Obat diabetes yang umum dapat membantu mengobati kanker ovarium, kata studi baru

Bisakah obat yang umum diresepkan untuk diabetes juga bisa mengobati penyakit mematikan di kalangan wanita? Satu kelompok mengatakan ya.

kesehatan.com melaporkan bahwa pasien kanker ovarium yang menggunakan metformin hidup lebih lama dibandingkan mereka yang tidak menggunakan metformin, sehingga berpotensi memberikan lebih banyak wawasan kepada para ilmuwan tentang cara mengobati dan pada akhirnya menyembuhkan penyakit tersebut. Obat yang biasanya diresepkan untuk menurunkan kadar gula darah pada penderita diabetes tipe 2 ini berasal dari French lilac.

Situs web tersebut juga mengatakan bahwa metformin “telah menunjukkan potensi sebagai obat antikanker dalam penelitian kanker prostat, usus besar, pankreas, otak dan payudara baru-baru ini, serta dalam percobaan laboratorium dengan sel kanker ovarium.”

Dalam penelitian baru, yang diterbitkan Senin di jurnal Cancer, para ilmuwan mengevaluasi catatan medis pasien kanker ovarium yang menerima diagnosis kanker antara tahun 1995 dan 2010. Pada saat diagnosis, 61 pasien menggunakan metformin sementara 178 orang tidak. Para ilmuwan melaporkan bahwa 67 persen perempuan yang mengonsumsi obat tersebut tidak meninggal dalam waktu lima tahun, sementara hanya 47 persen dari kelompok kontrol yang bertahan selama jangka waktu tersebut.
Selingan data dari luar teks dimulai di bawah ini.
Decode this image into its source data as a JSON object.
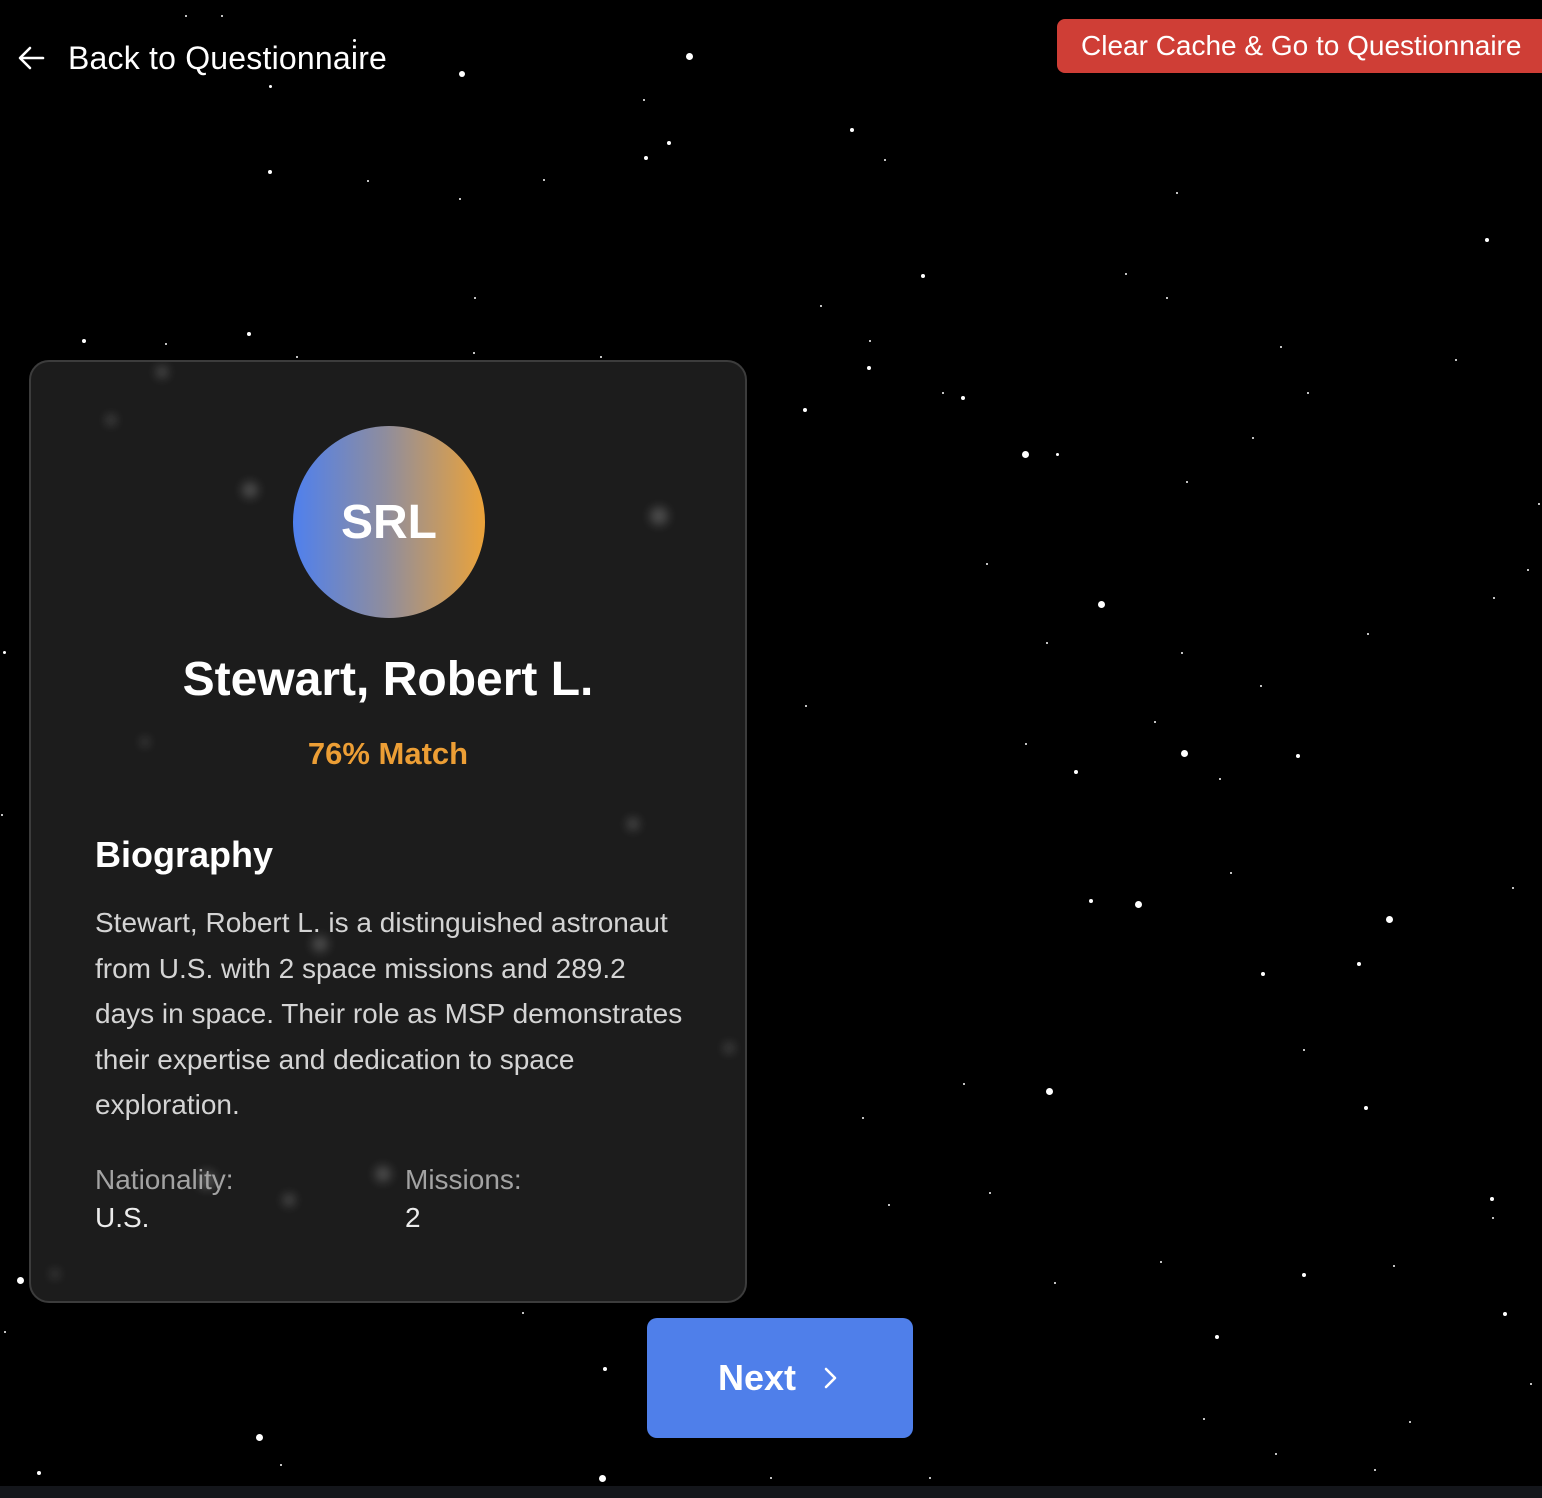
{
  "header": {
    "back_label": "Back to Questionnaire",
    "back_icon": "arrow-left-icon",
    "clear_cache_label": "Clear Cache & Go to Questionnaire"
  },
  "profile": {
    "initials": "SRL",
    "name": "Stewart, Robert L.",
    "match": "76% Match",
    "biography_heading": "Biography",
    "biography": "Stewart, Robert L. is a distinguished astronaut from U.S. with 2 space missions and 289.2 days in space. Their role as MSP demonstrates their expertise and dedication to space exploration.",
    "nationality_label": "Nationality:",
    "nationality": "U.S.",
    "missions_label": "Missions:",
    "missions": "2"
  },
  "navigation": {
    "next_label": "Next",
    "next_icon": "chevron-right-icon"
  },
  "colors": {
    "background": "#000000",
    "card": "#1e1e1e",
    "clear_button": "#cf3e36",
    "next_button": "#4f7fea",
    "match_text": "#ec9e35",
    "avatar_gradient_start": "#4f80ee",
    "avatar_gradient_end": "#eba33a"
  }
}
Selain itu, peneliti mengklaim bahwa pasien yang menggunakan metformin lebih mungkin untuk bertahan hidup selama penelitian dibandingkan mereka yang tidak memakainya.
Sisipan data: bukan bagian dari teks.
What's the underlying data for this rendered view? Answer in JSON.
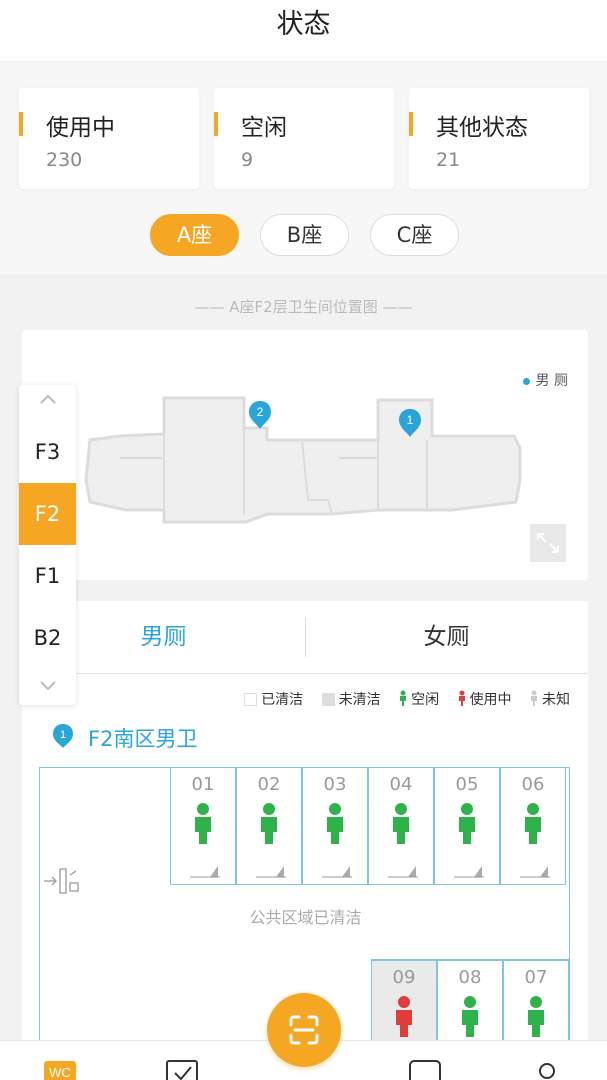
{
  "header": {
    "title": "状态"
  },
  "stats": [
    {
      "label": "使用中",
      "value": "230"
    },
    {
      "label": "空闲",
      "value": "9"
    },
    {
      "label": "其他状态",
      "value": "21"
    }
  ],
  "buildings": [
    {
      "label": "A座",
      "active": true
    },
    {
      "label": "B座",
      "active": false
    },
    {
      "label": "C座",
      "active": false
    }
  ],
  "map": {
    "caption": "A座F2层卫生间位置图",
    "legend": "男 厕",
    "markers": [
      "2",
      "1"
    ]
  },
  "floors": [
    {
      "label": "F3",
      "active": false
    },
    {
      "label": "F2",
      "active": true
    },
    {
      "label": "F1",
      "active": false
    },
    {
      "label": "B2",
      "active": false
    }
  ],
  "tabs": {
    "male": "男厕",
    "female": "女厕"
  },
  "legend": {
    "cleaned": "已清洁",
    "not_cleaned": "未清洁",
    "free": "空闲",
    "in_use": "使用中",
    "unknown": "未知"
  },
  "zone": {
    "marker": "1",
    "title": "F2南区男卫"
  },
  "stalls_top": [
    {
      "num": "01",
      "status": "free"
    },
    {
      "num": "02",
      "status": "free"
    },
    {
      "num": "03",
      "status": "free"
    },
    {
      "num": "04",
      "status": "free"
    },
    {
      "num": "05",
      "status": "free"
    },
    {
      "num": "06",
      "status": "free"
    }
  ],
  "public_area": "公共区域已清洁",
  "stalls_bottom": [
    {
      "num": "09",
      "status": "in_use",
      "cleaned": false
    },
    {
      "num": "08",
      "status": "free",
      "cleaned": true
    },
    {
      "num": "07",
      "status": "free",
      "cleaned": true
    }
  ],
  "colors": {
    "accent": "#f5a623",
    "blue": "#29a5d8",
    "free": "#2eb34a",
    "in_use": "#e23b3b",
    "unknown": "#cccccc"
  },
  "nav": {
    "first_icon_text": "WC"
  }
}
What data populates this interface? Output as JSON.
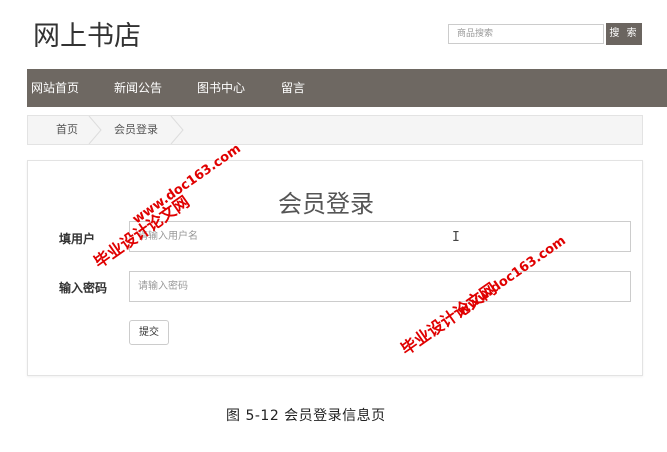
{
  "header": {
    "logo": "网上书店",
    "search_placeholder": "商品搜索",
    "search_button": "搜 索"
  },
  "nav": {
    "items": [
      "网站首页",
      "新闻公告",
      "图书中心",
      "留言"
    ]
  },
  "breadcrumb": {
    "items": [
      "首页",
      "会员登录"
    ]
  },
  "form": {
    "title": "会员登录",
    "username_label": "填用户",
    "username_placeholder": "请输入用户名",
    "password_label": "输入密码",
    "password_placeholder": "请输入密码",
    "submit_label": "提交"
  },
  "watermarks": {
    "site": "www.doc163.com",
    "cn": "毕业设计论文网"
  },
  "caption": "图 5-12 会员登录信息页",
  "colors": {
    "nav_bg": "#6e6862",
    "search_button_bg": "#6b6560",
    "watermark": "#e00000"
  }
}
“Studi kami menunjukkan peningkatan kelangsungan hidup pada wanita penderita kanker ovarium yang menggunakan metformin,” kata Dr. Sanjeev Kumar, Dr. Sanjeev Kumar, dari Mayo Clinic kepada situs tersebut.

Meskipun hasil penelitian ini cukup menjanjikan, penelitian lain masih percaya bahwa diperlukan analisis lebih lanjut. Otis Brawley, kepala medis dan ilmiah American Cancer Society, menyatakan efek samping metformin mirip dengan gejala yang terkait dengan kekambuhan kanker ovarium.

“Saya dapat dengan mudah melihat seorang wanita mengalami banyak kecemasan yang tidak perlu karena dia mengira kankernya telah kembali, atau dokternya tertipu dengan memerintahkan banyak tes diagnostik yang tidak perlu,” kata Brawley. WebMD.com.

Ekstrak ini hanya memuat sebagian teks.